Research output: Contribution to journal › Journal article › Research › peer-review
Vibrotactile stimulation of the hand elicits no increase in oxygen consumption commensurate with the increase in blood flow measured in human sensory cortex. To test the hypothesis that previous failures to detect a proportionate increase in oxygen consumption could be an artefact of the sequential bolus, or three-step, method used to measure this parameter in the human brain in vivo, the authors compared the measurements with the results of a novel single bolus, or one-step, method of measuring oxygen consumption.

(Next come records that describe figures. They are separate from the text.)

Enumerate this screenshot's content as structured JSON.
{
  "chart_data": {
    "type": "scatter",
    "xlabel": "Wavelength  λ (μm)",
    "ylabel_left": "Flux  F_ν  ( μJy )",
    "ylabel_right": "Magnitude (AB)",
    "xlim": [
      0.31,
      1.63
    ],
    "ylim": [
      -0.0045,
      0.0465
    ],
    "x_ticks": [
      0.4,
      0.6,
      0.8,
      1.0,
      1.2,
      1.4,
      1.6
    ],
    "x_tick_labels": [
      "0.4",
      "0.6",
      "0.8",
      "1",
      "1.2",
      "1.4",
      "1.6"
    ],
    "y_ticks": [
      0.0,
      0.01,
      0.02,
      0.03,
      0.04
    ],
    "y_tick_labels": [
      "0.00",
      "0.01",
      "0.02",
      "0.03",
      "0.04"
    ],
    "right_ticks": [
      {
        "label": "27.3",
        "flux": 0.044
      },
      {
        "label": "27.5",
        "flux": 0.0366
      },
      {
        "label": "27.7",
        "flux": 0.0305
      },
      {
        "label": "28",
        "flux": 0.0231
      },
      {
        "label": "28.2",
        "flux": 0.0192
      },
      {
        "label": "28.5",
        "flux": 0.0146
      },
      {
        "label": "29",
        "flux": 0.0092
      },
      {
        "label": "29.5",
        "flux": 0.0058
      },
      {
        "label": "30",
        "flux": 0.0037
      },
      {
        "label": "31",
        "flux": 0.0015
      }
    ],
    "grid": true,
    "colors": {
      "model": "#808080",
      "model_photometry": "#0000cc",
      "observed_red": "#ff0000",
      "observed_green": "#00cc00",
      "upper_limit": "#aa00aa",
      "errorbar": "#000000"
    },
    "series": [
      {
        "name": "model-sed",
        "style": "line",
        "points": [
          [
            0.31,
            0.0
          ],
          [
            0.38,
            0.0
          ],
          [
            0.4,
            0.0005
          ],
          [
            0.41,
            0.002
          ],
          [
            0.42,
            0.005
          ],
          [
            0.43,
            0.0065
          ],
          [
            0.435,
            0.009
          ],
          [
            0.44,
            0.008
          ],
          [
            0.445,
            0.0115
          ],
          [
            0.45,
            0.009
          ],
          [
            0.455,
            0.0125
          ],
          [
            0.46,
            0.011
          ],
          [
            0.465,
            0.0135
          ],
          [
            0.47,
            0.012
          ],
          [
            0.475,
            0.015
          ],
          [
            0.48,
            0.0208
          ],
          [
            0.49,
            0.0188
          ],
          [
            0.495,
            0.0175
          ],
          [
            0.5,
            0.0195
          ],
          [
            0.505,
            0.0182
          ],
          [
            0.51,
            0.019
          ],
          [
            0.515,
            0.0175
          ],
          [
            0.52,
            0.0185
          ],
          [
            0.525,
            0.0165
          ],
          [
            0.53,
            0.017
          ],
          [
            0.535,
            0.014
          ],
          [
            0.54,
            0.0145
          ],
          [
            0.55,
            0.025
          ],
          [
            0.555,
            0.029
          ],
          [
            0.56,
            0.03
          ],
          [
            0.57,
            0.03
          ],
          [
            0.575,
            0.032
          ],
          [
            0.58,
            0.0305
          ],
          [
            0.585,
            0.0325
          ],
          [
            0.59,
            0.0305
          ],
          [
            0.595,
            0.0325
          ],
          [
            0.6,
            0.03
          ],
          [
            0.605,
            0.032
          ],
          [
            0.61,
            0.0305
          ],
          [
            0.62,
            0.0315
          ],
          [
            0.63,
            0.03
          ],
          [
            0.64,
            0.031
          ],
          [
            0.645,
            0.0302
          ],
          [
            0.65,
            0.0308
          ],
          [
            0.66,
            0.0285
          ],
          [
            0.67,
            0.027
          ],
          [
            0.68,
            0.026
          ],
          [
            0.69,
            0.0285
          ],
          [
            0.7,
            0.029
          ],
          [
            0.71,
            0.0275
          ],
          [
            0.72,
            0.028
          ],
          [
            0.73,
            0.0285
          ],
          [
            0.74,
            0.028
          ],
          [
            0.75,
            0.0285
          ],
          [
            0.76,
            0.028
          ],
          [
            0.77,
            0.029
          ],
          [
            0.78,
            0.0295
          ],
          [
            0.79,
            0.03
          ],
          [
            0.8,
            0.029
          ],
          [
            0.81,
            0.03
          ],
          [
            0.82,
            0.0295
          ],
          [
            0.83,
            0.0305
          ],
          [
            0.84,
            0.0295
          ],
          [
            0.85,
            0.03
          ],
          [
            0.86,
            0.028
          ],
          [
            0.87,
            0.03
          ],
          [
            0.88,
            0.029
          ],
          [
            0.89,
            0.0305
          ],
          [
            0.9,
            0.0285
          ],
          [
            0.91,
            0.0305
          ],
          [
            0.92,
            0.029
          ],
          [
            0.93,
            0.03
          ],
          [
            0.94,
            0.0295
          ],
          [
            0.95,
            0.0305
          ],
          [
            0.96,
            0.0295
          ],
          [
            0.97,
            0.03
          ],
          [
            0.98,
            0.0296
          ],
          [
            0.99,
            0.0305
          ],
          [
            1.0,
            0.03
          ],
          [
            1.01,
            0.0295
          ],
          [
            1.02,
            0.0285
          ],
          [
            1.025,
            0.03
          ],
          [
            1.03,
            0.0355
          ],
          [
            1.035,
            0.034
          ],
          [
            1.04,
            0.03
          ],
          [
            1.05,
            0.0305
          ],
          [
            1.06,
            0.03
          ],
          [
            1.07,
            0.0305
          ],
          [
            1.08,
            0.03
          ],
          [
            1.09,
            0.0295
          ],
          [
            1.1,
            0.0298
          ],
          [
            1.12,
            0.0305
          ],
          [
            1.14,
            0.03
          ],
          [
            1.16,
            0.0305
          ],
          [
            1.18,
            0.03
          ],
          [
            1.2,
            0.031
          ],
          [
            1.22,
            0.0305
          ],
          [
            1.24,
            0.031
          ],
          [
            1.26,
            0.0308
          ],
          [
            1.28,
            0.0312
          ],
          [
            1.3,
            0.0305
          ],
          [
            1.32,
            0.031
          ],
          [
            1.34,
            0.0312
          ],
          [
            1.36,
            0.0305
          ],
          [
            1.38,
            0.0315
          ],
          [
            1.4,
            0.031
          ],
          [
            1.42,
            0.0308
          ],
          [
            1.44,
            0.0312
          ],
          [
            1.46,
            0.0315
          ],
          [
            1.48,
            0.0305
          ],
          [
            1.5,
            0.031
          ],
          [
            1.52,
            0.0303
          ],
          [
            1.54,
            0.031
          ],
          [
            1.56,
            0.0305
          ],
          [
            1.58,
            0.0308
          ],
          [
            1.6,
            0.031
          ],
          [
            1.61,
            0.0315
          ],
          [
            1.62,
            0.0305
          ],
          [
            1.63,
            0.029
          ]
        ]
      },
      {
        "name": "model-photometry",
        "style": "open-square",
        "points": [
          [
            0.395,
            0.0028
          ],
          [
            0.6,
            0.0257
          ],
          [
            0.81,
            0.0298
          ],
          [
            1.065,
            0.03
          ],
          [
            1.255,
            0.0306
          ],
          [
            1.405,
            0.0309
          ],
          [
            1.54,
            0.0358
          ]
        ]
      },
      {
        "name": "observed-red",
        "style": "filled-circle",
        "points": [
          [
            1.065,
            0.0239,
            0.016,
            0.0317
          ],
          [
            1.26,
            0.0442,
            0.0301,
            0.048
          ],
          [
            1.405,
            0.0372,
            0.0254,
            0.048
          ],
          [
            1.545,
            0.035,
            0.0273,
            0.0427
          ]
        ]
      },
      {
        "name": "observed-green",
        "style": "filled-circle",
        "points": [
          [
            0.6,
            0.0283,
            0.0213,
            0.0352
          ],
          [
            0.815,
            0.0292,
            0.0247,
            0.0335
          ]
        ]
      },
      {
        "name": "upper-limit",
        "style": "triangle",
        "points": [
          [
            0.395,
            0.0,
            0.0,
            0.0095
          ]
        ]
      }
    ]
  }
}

The time of completion of the three-step method was 40 to 50 minutes, whereas the one-step method lasted only 3 minutes. The baseline whole-brain oxygen consumption averaged 185 +/- 32 micromol hg(-1) min(-1) by the three-step method and 153 +/- 15 micromol hg(-1) min(-1) by the one-step method. Vibrotactile stimulation did not elicit a significant increase in oxygen consumption measured by either method. This finding rejects the hypothesis that failure to detect an increase of oxygen consumption could be an artefact caused by limitations of the method used previously. Conversely, it also rejects the hypothesis that observations of an increase of oxygen consumption by the new method are artefacts caused by limitations of the one-step method.